Person.png Franklin Thomas   SourcewatchRdf-entity.pngRdf-icon.png
(businessman)
Franklin Thomas Ford Foundation.jpg
BornMay 27, 1934
Brooklyn, New York City
DiedDecember 22, 2021 (Age 87)
NationalityUS
EthnicityAfro-American
Alma materColumbia Law School
Member ofCouncil on Foreign Relations/Members 3
Afro-American manager and likely CIA-asset. Attended the 1980 and 1990 Bilderbergs as Ford Foundation President. Rockefeller Foundation.

Franklin Thomas was president and CEO of the Ford Foundation[1] from 1979 until 1996.[2] He attended the 1980 and 1990 Bilderberg meetings.

CIA asset

He is mentioned in relation to the suppression of the exposure of Gloria Steinem as a CIA asset;

Gloria Steinem, Clay Felker (publisher of Esquire), and Ford Foundation president Franklin Thomas were among those who threatened to sue for libel if Random House allowed the CIA chapters to be published in the Random edition of Redstockings' Feminist Revolution. At the same time, Newsweek/Washington Post publisher Katharine Graham and Warner Communications-a major Ms. stockholder-also complained. The offending chapters were deleted. Thus, Steinem and her powerful supporters successfully used the threat of litigation to exercise prior restraint over publication.[3]

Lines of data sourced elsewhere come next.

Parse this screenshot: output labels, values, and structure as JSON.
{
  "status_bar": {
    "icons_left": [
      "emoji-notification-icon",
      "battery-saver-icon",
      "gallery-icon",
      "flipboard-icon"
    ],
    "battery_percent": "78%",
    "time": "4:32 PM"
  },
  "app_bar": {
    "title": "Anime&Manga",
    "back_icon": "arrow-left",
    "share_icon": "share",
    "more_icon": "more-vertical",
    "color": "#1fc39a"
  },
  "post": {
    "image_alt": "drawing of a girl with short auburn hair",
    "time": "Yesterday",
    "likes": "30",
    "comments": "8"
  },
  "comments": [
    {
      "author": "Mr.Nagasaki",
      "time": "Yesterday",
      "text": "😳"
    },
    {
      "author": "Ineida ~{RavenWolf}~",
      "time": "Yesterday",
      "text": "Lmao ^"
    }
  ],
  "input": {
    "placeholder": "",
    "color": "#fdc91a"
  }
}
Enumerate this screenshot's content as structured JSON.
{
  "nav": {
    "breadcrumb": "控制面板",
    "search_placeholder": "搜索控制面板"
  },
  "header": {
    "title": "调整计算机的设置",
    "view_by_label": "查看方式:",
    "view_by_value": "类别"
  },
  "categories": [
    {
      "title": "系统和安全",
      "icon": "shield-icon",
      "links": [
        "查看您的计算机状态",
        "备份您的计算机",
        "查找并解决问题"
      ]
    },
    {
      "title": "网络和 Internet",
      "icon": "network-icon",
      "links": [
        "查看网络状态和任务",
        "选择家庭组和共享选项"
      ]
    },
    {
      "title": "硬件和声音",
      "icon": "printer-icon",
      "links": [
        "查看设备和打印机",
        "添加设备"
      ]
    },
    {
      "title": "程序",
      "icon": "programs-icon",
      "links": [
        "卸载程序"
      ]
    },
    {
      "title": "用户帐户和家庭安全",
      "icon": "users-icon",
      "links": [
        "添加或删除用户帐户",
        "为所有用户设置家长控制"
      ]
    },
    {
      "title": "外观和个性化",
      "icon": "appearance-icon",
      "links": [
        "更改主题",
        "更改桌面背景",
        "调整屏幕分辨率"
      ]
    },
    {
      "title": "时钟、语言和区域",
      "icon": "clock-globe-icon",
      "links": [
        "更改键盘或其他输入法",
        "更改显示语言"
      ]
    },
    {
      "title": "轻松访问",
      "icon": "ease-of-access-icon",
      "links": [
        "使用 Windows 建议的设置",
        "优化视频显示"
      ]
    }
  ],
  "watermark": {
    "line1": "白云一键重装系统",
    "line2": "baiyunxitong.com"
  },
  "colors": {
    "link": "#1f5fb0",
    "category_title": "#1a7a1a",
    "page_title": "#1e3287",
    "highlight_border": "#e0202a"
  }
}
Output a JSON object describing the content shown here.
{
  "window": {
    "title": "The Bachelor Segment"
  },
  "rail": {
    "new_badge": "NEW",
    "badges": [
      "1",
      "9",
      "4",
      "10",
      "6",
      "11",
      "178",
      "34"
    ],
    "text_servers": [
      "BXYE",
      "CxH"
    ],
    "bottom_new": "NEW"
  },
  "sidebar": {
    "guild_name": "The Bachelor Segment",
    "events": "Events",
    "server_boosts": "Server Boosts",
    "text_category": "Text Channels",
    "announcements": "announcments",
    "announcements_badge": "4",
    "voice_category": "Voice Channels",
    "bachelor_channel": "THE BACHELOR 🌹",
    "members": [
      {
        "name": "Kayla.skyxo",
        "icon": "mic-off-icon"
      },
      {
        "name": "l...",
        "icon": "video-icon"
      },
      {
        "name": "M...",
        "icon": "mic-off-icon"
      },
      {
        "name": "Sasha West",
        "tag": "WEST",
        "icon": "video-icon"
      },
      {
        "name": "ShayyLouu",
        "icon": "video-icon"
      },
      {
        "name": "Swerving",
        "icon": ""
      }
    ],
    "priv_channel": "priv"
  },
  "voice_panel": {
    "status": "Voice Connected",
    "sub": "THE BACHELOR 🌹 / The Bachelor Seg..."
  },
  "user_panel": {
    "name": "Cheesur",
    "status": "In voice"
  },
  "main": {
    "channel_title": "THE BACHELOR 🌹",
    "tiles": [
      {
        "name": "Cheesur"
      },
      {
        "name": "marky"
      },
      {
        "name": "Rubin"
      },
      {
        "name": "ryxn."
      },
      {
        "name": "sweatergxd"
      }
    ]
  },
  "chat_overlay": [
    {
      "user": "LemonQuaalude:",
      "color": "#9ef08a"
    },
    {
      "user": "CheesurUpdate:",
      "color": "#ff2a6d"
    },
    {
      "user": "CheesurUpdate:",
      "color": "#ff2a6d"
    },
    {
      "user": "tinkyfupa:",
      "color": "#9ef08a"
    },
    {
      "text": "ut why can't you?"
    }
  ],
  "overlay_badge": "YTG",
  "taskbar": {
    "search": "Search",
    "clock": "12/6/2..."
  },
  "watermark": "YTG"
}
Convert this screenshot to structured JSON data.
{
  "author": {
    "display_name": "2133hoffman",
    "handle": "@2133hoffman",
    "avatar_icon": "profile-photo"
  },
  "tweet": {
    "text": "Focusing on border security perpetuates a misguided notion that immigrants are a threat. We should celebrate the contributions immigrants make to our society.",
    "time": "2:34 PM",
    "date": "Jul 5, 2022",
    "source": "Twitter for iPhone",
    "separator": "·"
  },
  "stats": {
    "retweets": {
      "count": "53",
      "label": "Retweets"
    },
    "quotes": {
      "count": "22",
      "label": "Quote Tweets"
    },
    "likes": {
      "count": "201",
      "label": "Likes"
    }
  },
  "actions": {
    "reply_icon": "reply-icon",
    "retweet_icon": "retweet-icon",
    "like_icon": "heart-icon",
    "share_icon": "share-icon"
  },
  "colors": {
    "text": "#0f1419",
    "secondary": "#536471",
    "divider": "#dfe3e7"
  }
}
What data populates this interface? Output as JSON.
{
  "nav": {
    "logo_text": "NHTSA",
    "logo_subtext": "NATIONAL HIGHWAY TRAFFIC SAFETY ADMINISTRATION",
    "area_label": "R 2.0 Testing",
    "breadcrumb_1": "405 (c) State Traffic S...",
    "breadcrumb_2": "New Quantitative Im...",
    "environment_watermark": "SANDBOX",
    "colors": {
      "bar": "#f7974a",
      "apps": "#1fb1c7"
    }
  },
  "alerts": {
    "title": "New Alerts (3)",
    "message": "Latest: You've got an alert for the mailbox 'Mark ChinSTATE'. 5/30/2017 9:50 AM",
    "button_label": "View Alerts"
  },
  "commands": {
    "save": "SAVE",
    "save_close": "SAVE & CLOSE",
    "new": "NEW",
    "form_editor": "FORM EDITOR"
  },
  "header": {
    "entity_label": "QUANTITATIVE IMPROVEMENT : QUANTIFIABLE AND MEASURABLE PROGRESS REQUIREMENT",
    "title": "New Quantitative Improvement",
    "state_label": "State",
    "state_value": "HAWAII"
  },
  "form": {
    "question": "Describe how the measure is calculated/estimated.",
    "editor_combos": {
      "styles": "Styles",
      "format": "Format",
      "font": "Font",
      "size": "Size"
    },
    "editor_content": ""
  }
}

In 1975 Redstocking magazine wrote on his involvement in a false flag/agent provocateur sting operation

Franklin A. Thomas, board member of the Women's Action Alliance and president of the Bedford Stuyvesant Restoration Corporation, made his career by preparing the case which led to the conviction in May, 1965, of three men on charges of trying to blow up the Statue of Liberty. Thomas, a little known U.S. Attorney at the time, was appointed Deputy Police Commissioner in New York City the following October. The Statue of Liberty case was a classic example of a violent action allegedly planned by radicals, but actually conceived and promoted by a police agent provocateur.
James Forman, Liberation Will Come from a Black (11/23/67) stated that "I know this is what happened with the Statue of Liberty case because Policeman Woods was the man who conceived the idea, pushed the brothers into it by making them feel guilty because they weren't militant enough, arranged for the dynamite, took a brother to pick it up, and then testified against them in court. The result was: They served three and a half years, and Woods is still free.[4]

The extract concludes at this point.